2.2 Notwithstanding Clause 2.1 hereof, in the event of:
a. any disposition of substantially all of the assets of the Corporation, or the dissolution, merger, amalgamation or consolidation of the Corporation, with or into any other corporation, or the merger, amalgamation or consolidation of any other corporation into the Corporation; or
b. any Change in Control of the Corporation; the Executive may exercise of any or all of the remaining Optioned Shares prior to the completion of any such transaction. Upon the Corporation entering into an agreement to effect any of the transactions set forth in Clause 2.2(a) or a change in control being effected as contemplated in Clause 2.2(b), the Option shall be deemed to have been amended to permit the exercise thereof in whole or in part by the Executive at any time or from time to time prior to the completion of such transaction.
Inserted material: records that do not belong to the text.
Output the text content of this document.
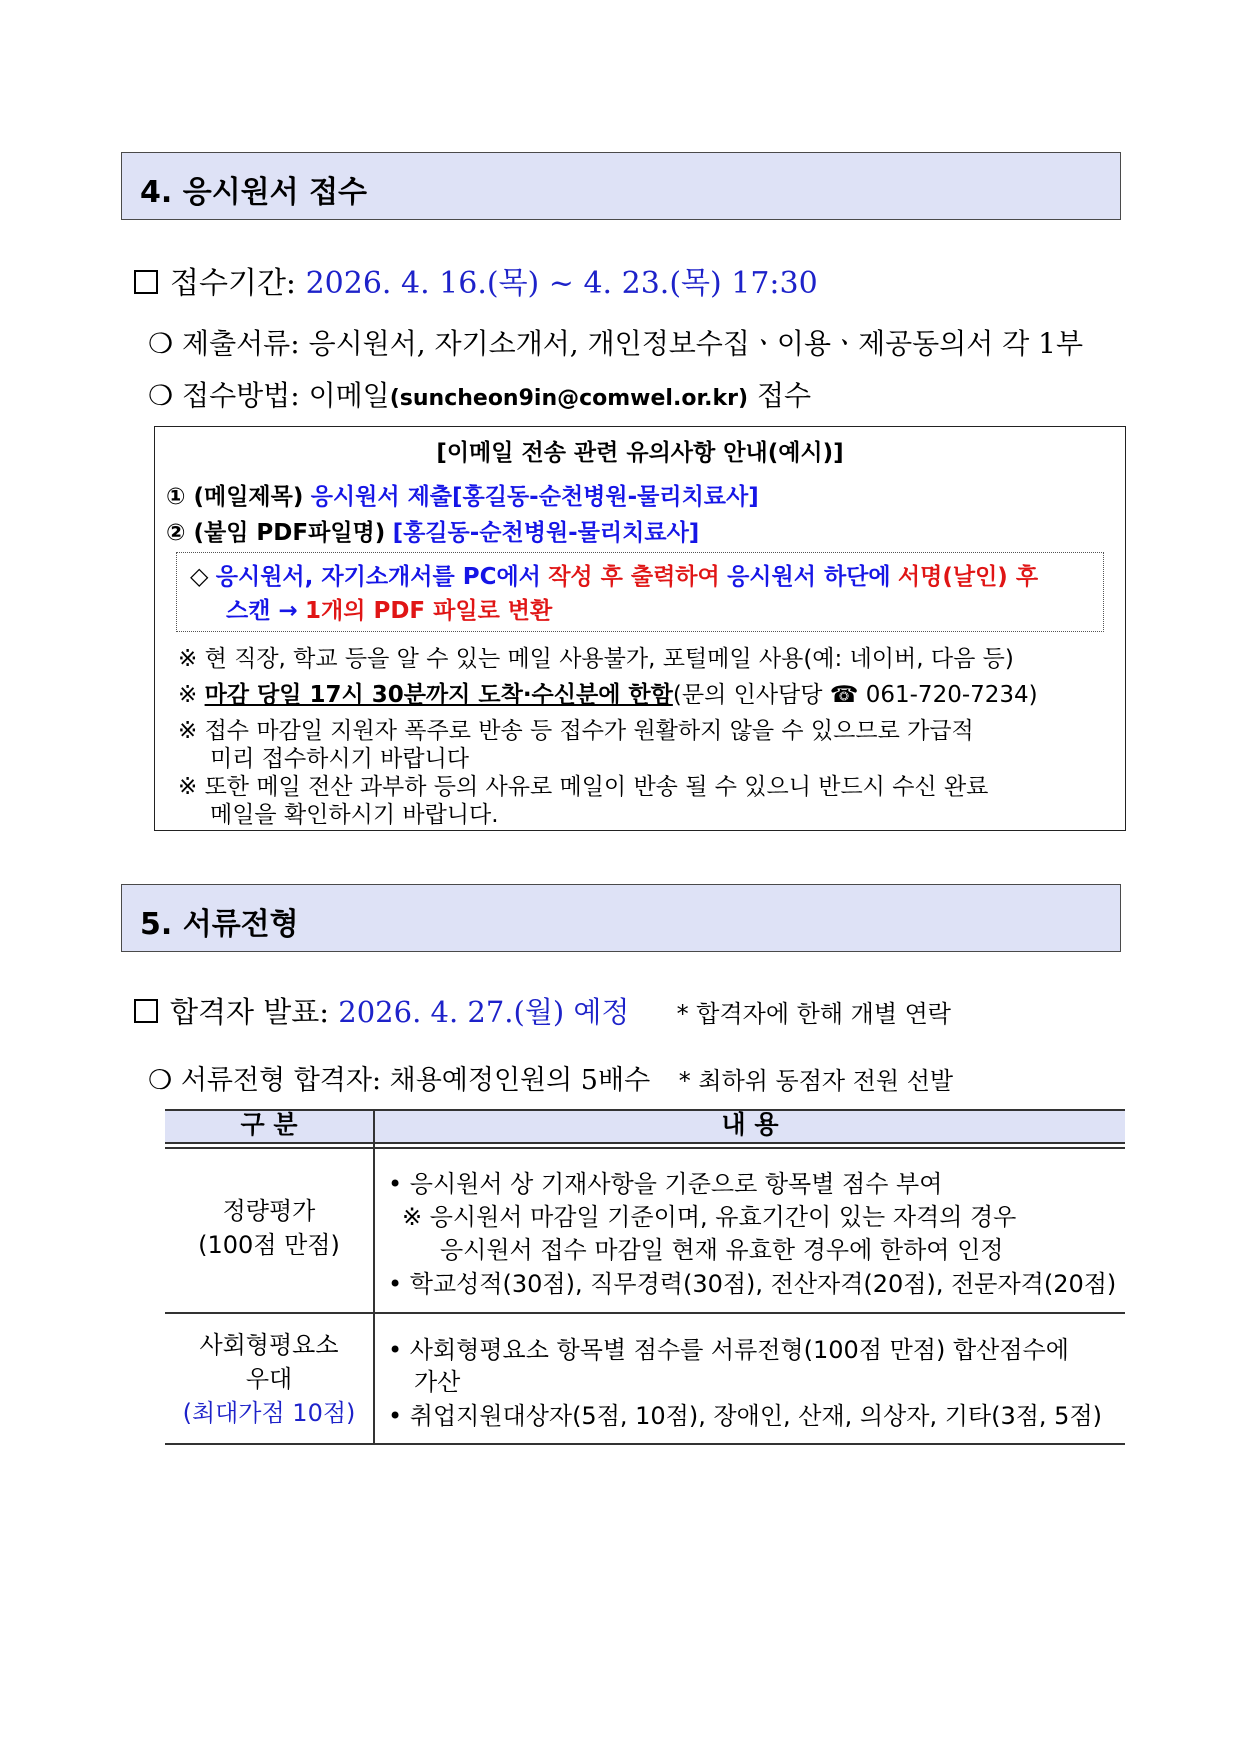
4. 응시원서 접수
접수기간: 2026. 4. 16.(목) ~ 4. 23.(목) 17:30
❍ 제출서류: 응시원서, 자기소개서, 개인정보수집ㆍ이용ㆍ제공동의서 각 1부
❍ 접수방법: 이메일(suncheon9in@comwel.or.kr) 접수
[이메일 전송 관련 유의사항 안내(예시)]
① (메일제목) 응시원서 제출[홍길동-순천병원-물리치료사]
② (붙임 PDF파일명) [홍길동-순천병원-물리치료사]
◇ 응시원서, 자기소개서를 PC에서 작성 후 출력하여 응시원서 하단에 서명(날인) 후
스캔 → 1개의 PDF 파일로 변환
※ 현 직장, 학교 등을 알 수 있는 메일 사용불가, 포털메일 사용(예: 네이버, 다음 등)
※ 마감 당일 17시 30분까지 도착·수신분에 한함(문의 인사담당 ☎ 061-720-7234)
※ 접수 마감일 지원자 폭주로 반송 등 접수가 원활하지 않을 수 있으므로 가급적
미리 접수하시기 바랍니다
※ 또한 메일 전산 과부하 등의 사유로 메일이 반송 될 수 있으니 반드시 수신 완료
메일을 확인하시기 바랍니다.
5. 서류전형
합격자 발표: 2026. 4. 27.(월) 예정 * 합격자에 한해 개별 연락
❍ 서류전형 합격자: 채용예정인원의 5배수 * 최하위 동점자 전원 선발
구 분	내 용
정량평가
(100점 만점)
• 응시원서 상 기재사항을 기준으로 항목별 점수 부여
※ 응시원서 마감일 기준이며, 유효기간이 있는 자격의 경우
응시원서 접수 마감일 현재 유효한 경우에 한하여 인정
• 학교성적(30점), 직무경력(30점), 전산자격(20점), 전문자격(20점)
사회형평요소
우대
(최대가점 10점)
• 사회형평요소 항목별 점수를 서류전형(100점 만점) 합산점수에
가산
• 취업지원대상자(5점, 10점), 장애인, 산재, 의상자, 기타(3점, 5점)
For the purposes of this Agreement, a “Change in Control” shall be deemed to have occurred if any person, or any two or more persons acting as a group, and all affiliates of such person or persons, who prior to such time beneficially owned less than 20% of the then outstanding Shares, shall acquire such additional Shares in one or more transactions, or series of transactions, such that following such transaction or transactions, such person or group and affiliates beneficially own 20% or more of the Shares outstanding.
2.3 At 4:30 p.m., Calgary time, on the Expiration Date, the Share Option shall forthwith expire and terminate and be of no further force or effect whatsoever as to such of the Option Shares in respect of which the Share Option hereby granted has not then been exercised.